Point is, that mankind always conflates at the base level, and does so mostly at the unconscious level...so separation of these aspects is tricky - at best.
mysticshakra
1 / 5 (4) Jul 28, 2010
Nice when science smashes cultural dogma. It should be noted that the royals have always inbred while discouraging it in the populace. Maybe they know something we don't.
Kedas
3 / 5 (2) Jul 28, 2010
We find ourself 'ugly' and feel attracted to faces that we used to see a lot.
Notting new.
Hesca419
5 / 5 (1) Jul 28, 2010
Hrm... so, if I see 55% of the face of someone of the opposite gender, and 45% my own face (same gender)... doesn't that just prove the innate attractiveness of androgyny, rather than the idea that I'm attracted to my own face? It seems like we just had some research that indicated an increase in attractiveness through genetic DISSIMILARITY: http://www.physor...24.html. And there was an article about mixed-race people, with greater genetic variety, being perceived as more attractive: http://www.physor...74.html. None of these studies are particularly groundbreaking, and yet they are constantly in contradiction. This topic seems far from settled. I wonder if where the study is done has an influence? In Illinois, people prefer those who are similar to themselves, while in Brazil people prefer those who are different... plausible, or ridiculous?
wolfkeeper
Jul 28, 2010
This comment has been removed by a moderator.
RobertKarlStonjek
5 / 5 (1) Jul 29, 2010
Insecure students who are firewalled from the big scary real world are very grateful to their parents who are paying for their college education. All the big decisions in life await them (career, marriage etc etc) and they are going to rely on their parents for help and support. This is the most probable cause of student's bias ie they associate security and support with their parent's image and unwittingly seek it in potential mates.

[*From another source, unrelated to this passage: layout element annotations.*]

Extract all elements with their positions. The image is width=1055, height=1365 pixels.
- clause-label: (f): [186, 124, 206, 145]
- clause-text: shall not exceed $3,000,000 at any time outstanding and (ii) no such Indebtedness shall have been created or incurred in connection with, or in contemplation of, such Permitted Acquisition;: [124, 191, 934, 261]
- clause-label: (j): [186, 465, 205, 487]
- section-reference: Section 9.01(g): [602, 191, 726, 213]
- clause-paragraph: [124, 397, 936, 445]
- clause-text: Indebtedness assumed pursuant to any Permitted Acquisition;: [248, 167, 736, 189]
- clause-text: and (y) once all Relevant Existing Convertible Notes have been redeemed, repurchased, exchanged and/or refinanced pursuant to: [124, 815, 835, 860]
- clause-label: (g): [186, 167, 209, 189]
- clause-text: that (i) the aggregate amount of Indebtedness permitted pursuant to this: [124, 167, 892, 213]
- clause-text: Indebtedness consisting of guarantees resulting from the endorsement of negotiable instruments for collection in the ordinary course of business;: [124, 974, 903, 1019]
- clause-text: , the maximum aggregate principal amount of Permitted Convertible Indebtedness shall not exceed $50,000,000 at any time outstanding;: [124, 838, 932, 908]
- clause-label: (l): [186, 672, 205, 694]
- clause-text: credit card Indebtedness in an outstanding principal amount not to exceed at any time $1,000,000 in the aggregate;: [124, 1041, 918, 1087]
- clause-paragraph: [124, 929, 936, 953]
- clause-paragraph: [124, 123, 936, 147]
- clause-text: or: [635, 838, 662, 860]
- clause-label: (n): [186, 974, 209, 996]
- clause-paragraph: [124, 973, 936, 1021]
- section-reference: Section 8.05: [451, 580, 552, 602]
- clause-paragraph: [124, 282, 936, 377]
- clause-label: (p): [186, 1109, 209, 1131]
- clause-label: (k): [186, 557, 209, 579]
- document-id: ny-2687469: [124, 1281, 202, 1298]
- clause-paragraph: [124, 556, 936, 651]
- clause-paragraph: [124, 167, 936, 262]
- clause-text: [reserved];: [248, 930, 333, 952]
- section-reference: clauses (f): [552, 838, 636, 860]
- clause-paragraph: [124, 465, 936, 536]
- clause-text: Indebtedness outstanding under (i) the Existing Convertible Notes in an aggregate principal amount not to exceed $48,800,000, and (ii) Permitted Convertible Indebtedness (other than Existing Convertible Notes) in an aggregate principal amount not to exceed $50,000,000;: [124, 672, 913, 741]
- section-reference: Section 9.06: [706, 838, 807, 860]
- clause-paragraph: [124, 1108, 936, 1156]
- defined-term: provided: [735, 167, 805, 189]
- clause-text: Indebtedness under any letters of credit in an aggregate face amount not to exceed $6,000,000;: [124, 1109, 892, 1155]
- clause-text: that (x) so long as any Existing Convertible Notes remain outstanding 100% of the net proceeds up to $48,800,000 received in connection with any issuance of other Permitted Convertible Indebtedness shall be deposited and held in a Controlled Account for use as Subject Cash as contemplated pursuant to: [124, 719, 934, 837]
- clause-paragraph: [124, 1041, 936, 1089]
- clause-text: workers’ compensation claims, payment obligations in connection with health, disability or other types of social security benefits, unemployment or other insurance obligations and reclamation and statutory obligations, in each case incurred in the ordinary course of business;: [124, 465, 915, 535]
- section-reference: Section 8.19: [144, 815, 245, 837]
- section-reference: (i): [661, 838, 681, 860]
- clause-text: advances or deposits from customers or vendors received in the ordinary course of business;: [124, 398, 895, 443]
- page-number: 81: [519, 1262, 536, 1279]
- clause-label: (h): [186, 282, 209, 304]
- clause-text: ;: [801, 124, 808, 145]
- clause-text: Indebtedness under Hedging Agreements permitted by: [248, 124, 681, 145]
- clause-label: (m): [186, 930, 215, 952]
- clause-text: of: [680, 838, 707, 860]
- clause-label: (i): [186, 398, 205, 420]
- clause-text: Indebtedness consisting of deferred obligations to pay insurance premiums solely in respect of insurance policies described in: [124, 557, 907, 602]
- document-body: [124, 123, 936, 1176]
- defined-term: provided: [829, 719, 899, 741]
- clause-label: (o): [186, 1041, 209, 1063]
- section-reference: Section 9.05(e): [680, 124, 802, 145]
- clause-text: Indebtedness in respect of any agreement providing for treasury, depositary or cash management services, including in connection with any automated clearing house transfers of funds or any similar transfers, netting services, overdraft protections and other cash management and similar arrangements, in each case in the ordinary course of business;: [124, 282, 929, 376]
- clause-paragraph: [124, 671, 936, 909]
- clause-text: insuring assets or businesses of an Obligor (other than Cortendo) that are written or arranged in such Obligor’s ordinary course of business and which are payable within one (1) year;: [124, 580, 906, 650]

Other studies find that people do not marry those who resemble their parents at rates above chance...by the time they marry they have usually grown out of their adolescence and matured to full adulthood. And let's not forget the many people who marry those from entirely different ethnic and cultural backgrounds...
eurekalogic
not rated yet Jul 29, 2010
I have been ridiculed as a (white guy -mid color Greek) with a preferrence towards people like myself and not unlike myself. I was called racist for it. I even had an entire group of coworkers call me racist against hispanics (dark hispanics) while the idiots did not know my spouse was a(lighter hispanic) closer to my shade of color but none the less hispanic. I am sick and tired of all the white racist crap and this is a nice repreve allowing someone to like what they are and not have to feel guilty about it. Funny how a "white" who like his color is a racist and any other color who like thier color and marry their own color are not racist. I hope this marks the end of that illogic.